1
votes

When running cross-validation within scikit-learn, all classifiers would have a factory function score() which I can easily check the accuracy of the classifier, e.g. from http://scikit-learn.org/stable/modules/cross_validation.html

>>> import numpy as np
>>> from sklearn import cross_validation
>>> from sklearn import datasets
>>> from sklearn import svm

>>> iris = datasets.load_iris()
>>> iris.data.shape, iris.target.shape
((150, 4), (150,))
>>> X_train, X_test, y_train, y_test = cross_validation.train_test_split(
...     iris.data, iris.target, test_size=0.4, random_state=0)

>>> X_train.shape, y_train.shape
((90, 4), (90,))
>>> X_test.shape, y_test.shape
((60, 4), (60,))

>>> clf = svm.SVC(kernel='linear', C=1).fit(X_train, y_train)
>>> clf.score(X_test, y_test)                           
0.96...

After digging into the github repo for scikit-learn, I still can't figure out where is the function for the clf.score() function.

There is this link but it doesn't contain the score(), https://github.com/scikit-learn/scikit-learn/blob/master/sklearn/svm/classes.py

Where is the score() function for sklearn classifiers located?

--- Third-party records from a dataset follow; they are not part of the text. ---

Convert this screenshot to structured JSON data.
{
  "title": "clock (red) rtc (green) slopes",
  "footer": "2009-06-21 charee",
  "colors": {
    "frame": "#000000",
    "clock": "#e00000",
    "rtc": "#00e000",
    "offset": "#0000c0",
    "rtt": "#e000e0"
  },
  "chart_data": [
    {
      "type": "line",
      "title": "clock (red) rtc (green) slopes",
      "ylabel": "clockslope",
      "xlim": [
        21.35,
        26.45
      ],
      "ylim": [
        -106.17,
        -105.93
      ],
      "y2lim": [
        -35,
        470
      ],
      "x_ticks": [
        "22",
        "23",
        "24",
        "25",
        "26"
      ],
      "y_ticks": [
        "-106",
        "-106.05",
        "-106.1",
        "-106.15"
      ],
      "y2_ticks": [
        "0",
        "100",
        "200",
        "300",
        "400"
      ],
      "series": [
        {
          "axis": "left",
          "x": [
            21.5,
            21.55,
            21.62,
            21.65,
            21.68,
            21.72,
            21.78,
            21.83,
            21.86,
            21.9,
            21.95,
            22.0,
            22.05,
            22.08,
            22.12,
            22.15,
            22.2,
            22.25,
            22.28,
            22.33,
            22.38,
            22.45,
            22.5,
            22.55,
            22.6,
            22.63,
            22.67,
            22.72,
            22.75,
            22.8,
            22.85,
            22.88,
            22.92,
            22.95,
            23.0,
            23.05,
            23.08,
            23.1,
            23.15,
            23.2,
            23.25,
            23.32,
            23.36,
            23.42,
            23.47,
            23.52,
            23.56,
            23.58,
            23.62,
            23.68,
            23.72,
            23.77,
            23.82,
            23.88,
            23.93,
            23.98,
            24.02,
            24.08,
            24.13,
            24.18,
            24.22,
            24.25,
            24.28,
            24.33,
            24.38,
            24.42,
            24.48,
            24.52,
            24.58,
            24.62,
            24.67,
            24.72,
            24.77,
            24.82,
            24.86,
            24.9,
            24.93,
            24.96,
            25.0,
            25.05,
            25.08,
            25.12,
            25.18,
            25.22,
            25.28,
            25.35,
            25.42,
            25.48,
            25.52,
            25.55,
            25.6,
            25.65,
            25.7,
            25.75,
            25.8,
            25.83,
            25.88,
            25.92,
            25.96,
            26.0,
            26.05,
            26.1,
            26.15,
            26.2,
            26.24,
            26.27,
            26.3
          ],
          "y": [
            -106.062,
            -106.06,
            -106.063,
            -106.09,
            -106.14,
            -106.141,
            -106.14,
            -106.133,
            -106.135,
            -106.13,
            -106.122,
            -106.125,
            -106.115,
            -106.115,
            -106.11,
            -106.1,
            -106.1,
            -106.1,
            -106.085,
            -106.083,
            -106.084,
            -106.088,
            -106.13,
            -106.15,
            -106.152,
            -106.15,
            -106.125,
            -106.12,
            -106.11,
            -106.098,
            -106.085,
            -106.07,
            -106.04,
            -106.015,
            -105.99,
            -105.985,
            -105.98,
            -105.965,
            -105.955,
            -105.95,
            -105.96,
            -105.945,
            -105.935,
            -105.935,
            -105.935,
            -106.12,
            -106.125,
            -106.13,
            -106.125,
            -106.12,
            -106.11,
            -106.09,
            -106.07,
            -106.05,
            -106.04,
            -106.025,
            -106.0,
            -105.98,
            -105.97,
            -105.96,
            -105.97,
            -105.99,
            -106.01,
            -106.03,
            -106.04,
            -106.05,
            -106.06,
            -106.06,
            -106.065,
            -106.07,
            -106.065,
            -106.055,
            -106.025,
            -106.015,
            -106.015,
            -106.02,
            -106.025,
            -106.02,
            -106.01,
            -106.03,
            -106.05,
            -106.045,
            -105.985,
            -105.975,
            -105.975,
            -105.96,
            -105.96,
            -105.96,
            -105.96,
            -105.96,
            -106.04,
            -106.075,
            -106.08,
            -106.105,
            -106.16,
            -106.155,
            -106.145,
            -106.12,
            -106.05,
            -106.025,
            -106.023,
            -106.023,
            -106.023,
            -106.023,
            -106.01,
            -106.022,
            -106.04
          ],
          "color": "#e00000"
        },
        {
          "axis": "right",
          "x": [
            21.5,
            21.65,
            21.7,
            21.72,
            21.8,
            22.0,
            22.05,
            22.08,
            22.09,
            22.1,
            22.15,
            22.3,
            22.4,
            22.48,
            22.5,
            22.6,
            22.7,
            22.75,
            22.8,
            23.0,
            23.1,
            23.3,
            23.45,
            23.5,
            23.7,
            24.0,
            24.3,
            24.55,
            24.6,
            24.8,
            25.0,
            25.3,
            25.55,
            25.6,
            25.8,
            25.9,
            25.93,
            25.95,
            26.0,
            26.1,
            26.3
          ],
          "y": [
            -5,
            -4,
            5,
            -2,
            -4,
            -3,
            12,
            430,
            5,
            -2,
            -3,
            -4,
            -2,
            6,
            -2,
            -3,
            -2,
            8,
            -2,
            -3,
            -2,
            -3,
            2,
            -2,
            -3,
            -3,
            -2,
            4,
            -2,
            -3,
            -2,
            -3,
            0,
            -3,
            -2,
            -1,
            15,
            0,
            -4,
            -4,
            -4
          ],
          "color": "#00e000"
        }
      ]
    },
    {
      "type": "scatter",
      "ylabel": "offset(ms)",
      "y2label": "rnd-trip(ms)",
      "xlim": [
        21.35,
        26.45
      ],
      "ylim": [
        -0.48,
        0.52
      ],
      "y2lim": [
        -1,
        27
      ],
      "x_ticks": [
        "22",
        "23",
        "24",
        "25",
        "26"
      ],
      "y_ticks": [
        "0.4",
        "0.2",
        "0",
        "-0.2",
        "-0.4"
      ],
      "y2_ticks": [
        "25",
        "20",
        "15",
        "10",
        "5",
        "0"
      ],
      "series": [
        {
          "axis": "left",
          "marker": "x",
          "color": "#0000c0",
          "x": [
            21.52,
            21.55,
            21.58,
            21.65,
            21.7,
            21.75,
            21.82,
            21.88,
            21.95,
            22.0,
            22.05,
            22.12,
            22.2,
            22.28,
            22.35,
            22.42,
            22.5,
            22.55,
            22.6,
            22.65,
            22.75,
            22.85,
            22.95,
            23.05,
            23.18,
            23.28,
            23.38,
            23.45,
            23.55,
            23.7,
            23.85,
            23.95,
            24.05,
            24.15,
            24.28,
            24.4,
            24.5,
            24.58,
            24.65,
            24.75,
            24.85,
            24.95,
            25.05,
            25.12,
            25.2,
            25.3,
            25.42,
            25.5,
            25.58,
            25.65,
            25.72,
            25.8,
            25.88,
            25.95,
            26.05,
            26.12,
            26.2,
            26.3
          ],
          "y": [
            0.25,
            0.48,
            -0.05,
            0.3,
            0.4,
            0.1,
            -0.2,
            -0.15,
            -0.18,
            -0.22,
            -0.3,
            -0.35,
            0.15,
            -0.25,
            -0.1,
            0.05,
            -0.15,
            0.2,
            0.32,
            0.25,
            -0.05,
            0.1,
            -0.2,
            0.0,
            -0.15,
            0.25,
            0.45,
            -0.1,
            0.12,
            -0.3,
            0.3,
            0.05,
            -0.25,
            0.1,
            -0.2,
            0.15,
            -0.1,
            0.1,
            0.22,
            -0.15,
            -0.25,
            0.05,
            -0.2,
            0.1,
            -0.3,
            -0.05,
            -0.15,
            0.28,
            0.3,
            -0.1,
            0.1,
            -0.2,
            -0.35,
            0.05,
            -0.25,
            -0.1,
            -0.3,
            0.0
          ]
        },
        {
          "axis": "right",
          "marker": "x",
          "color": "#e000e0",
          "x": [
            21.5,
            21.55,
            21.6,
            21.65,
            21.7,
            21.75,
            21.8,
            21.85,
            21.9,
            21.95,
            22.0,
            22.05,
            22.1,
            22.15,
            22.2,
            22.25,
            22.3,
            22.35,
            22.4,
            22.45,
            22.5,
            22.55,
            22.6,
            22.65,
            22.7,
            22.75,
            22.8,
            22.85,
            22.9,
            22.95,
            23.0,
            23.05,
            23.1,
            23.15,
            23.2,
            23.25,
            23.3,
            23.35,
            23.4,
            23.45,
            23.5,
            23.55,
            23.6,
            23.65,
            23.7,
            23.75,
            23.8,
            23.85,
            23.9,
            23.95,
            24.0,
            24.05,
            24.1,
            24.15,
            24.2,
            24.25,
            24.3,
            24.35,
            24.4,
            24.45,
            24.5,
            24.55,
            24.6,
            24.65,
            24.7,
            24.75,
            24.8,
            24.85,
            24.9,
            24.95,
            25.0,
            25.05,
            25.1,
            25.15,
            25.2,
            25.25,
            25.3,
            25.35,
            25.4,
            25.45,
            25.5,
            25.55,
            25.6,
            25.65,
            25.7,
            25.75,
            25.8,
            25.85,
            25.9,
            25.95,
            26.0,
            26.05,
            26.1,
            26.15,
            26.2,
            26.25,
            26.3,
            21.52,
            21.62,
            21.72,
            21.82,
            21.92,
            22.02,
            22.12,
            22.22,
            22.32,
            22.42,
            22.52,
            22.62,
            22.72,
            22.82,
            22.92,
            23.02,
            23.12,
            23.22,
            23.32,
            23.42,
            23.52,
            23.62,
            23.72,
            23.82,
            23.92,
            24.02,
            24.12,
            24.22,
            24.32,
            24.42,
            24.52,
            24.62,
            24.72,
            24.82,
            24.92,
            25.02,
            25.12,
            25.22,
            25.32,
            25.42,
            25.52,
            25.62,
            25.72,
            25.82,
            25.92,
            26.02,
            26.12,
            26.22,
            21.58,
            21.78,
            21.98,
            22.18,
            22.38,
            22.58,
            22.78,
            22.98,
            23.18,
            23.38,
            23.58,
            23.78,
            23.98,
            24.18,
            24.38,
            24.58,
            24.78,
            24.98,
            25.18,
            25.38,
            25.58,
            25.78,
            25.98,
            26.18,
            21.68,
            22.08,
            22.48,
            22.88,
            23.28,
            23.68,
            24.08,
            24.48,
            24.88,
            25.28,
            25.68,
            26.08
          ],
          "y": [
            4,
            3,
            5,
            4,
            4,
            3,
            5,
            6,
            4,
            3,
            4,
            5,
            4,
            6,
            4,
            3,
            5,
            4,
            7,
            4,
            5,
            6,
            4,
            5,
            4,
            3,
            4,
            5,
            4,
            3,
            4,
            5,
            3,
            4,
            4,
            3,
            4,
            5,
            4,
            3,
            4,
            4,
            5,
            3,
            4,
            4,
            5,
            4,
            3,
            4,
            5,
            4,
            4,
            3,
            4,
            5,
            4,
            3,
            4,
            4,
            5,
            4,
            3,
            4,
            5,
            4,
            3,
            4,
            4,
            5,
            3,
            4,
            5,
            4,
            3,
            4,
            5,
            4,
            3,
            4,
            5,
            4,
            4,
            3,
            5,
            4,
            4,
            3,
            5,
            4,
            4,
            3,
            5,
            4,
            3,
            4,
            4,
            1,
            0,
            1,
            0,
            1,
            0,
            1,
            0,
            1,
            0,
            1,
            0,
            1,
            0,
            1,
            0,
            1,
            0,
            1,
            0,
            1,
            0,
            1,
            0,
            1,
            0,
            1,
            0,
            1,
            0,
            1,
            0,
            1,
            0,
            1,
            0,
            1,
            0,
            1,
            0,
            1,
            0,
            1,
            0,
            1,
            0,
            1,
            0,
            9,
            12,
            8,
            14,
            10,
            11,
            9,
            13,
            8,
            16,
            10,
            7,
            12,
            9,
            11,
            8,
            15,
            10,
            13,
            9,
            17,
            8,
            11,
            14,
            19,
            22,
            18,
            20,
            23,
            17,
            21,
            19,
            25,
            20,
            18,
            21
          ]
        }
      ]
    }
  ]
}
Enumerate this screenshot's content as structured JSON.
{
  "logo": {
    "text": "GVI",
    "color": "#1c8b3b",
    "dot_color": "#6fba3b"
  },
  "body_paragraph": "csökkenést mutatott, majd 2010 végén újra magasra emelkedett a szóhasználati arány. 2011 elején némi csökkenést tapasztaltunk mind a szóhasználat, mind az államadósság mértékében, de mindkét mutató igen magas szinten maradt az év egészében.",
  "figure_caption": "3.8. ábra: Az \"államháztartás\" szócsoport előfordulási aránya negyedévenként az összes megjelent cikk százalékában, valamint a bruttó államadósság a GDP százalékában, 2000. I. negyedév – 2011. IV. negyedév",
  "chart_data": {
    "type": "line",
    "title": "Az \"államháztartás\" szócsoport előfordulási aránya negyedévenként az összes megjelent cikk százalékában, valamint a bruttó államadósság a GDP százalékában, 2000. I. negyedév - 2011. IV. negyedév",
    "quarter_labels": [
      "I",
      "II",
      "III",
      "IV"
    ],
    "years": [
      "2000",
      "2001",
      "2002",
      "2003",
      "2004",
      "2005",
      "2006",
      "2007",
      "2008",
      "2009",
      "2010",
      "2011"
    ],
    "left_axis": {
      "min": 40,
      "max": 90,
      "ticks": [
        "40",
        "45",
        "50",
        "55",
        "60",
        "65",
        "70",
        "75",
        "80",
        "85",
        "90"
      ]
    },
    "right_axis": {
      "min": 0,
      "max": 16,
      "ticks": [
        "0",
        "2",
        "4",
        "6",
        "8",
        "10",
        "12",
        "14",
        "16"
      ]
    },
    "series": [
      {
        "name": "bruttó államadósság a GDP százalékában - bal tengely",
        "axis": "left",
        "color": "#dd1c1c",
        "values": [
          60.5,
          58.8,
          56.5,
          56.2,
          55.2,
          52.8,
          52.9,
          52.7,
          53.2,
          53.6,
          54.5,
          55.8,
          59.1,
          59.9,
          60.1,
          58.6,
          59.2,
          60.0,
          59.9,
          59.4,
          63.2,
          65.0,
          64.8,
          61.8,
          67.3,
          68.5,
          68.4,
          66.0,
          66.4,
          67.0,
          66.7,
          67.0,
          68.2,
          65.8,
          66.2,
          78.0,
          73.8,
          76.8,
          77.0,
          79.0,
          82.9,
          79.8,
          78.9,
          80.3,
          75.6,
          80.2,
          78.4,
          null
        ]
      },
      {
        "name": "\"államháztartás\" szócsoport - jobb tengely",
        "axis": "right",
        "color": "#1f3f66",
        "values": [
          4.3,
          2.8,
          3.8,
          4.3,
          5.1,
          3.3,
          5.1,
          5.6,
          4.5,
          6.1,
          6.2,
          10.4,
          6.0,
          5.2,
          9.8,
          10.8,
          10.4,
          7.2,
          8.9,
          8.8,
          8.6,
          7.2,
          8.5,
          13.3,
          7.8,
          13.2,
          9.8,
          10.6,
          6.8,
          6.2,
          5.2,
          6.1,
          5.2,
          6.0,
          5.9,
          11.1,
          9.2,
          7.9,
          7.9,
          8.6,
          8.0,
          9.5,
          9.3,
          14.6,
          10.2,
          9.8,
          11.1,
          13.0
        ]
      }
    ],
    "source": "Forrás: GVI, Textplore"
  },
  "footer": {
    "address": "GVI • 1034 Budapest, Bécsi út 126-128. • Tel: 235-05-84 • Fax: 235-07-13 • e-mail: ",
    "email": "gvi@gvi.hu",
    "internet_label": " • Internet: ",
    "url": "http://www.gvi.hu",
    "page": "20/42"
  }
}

I could implement my own score function easily, but the aim is to build my library so that it is coherent with the sklearn classifiers, not to come up with my own scoring function =)

1

1 Answers

6
votes

The default score() method for scikit-learn classifiers is the accuracy score, and is defined in the ClassifierMixin class. This mixin is a parent class of most (all?) of scikit-learn's built-in classifiers.

If you're writing your own classifier, I would suggest inheriting from this mixin and BaseEstimator as well, so that you'll get the scoring and other features for your model automatically.